Implementing Scalable Boson Sampling with Time-Bin Encoding: Analysis of Loss, Mode Mismatch, and Time Jitter

TL;DR

This paper analyzes how physical errors like loss and mode-mismatch impact the performance of scalable boson sampling using time-bin encoding, providing insights for improving experimental implementations.

Contribution

It offers a detailed error analysis of loss and mode-mismatch in time-bin encoded boson sampling, highlighting their effects on success probability and unitary bias.

Findings

Loss asymmetrically biases the implemented unitaries.

Loss limits the class of unitaries that can be realized.

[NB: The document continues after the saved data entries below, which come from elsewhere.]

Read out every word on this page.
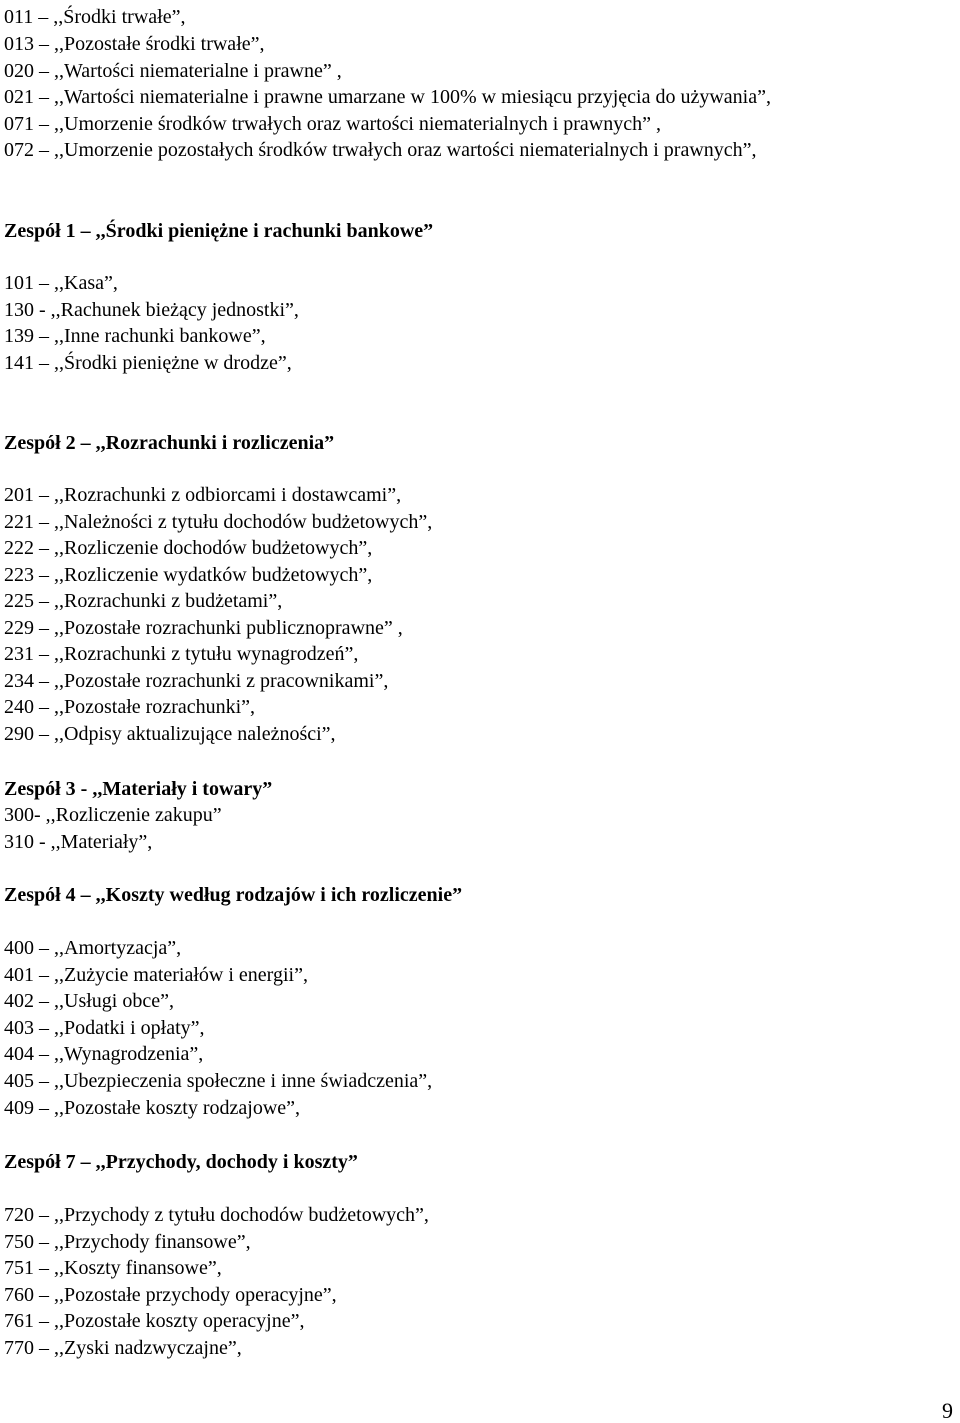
011 – ,,Środki trwałe”,
013 – ,,Pozostałe środki trwałe”,
020 – ,,Wartości niematerialne i prawne” ,
021 – ,,Wartości niematerialne i prawne umarzane w 100% w miesiącu przyjęcia do używania”,
071 – ,,Umorzenie środków trwałych oraz wartości niematerialnych i prawnych” ,
072 – ,,Umorzenie pozostałych środków trwałych oraz wartości niematerialnych i prawnych”,
Zespół 1 – ,,Środki pieniężne i rachunki bankowe”
101 – ,,Kasa”,
130 - ,,Rachunek bieżący jednostki”,
139 – ,,Inne rachunki bankowe”,
141 – ,,Środki pieniężne w drodze”,
Zespół 2 – ,,Rozrachunki i rozliczenia”
201 – ,,Rozrachunki z odbiorcami i dostawcami”,
221 – ,,Należności z tytułu dochodów budżetowych”,
222 – ,,Rozliczenie dochodów budżetowych”,
223 – ,,Rozliczenie wydatków budżetowych”,
225 – ,,Rozrachunki z budżetami”,
229 – ,,Pozostałe rozrachunki publicznoprawne” ,
231 – ,,Rozrachunki z tytułu wynagrodzeń”,
234 – ,,Pozostałe rozrachunki z pracownikami”,
240 – ,,Pozostałe rozrachunki”,
290 – ,,Odpisy aktualizujące należności”,
Zespół 3 - ,,Materiały i towary”
300- ,,Rozliczenie zakupu”
310 - ,,Materiały”,
Zespół 4 – ,,Koszty według rodzajów i ich rozliczenie”
400 – ,,Amortyzacja”,
401 – ,,Zużycie materiałów i energii”,
402 – ,,Usługi obce”,
403 – ,,Podatki i opłaty”,
404 – ,,Wynagrodzenia”,
405 – ,,Ubezpieczenia społeczne i inne świadczenia”,
409 – ,,Pozostałe koszty rodzajowe”,
Zespół 7 – ,,Przychody, dochody i koszty”
720 – ,,Przychody z tytułu dochodów budżetowych”,
750 – ,,Przychody finansowe”,
751 – ,,Koszty finansowe”,
760 – ,,Pozostałe przychody operacyjne”,
761 – ,,Pozostałe koszty operacyjne”,
770 – ,,Zyski nadzwyczajne”,
9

Errors due to fiber-length mismatch and time-jitter affect fidelity.

Abstract

It was recently shown by Motes, Gilchrist, Dowling & Rohde [PRL 113, 120501 (2014)] that a time-bin encoded fiber-loop architecture can implement an arbitrary passive linear optics transformation. This was shown in the case of an ideal scheme whereby the architecture has no sources of error. In any realistic implementation, however, physical errors are present, which corrupt the output of the transformation. We investigate the dominant sources of error in this architecture --- loss and mode-mismatch --- and consider how it affects the BosonSampling protocol, a key application for passive linear optics. For our loss analysis we consider two major components that contribute to loss --- fiber and switches --- and calculate how this affects the success probability and fidelity of the device. Interestingly, we find that errors due to loss are not uniform (unique to time-bin encoding), which asymmetrically biases the implemented unitary. Thus, loss necessarily limits the class of unitaries that may be implemented, and therefore future implementations must prioritise minimising loss rates if arbitrary unitaries are to be implemented. Our formalism for mode-mismatch is generlized to account for various phenomenon that may cause mode-mismatch, but we focus on two --- errors in fiber-loop lengths, and time-jitter of the photon source. These results provide a guideline for how well future experimental implementations might perform in light of these error mechanisms.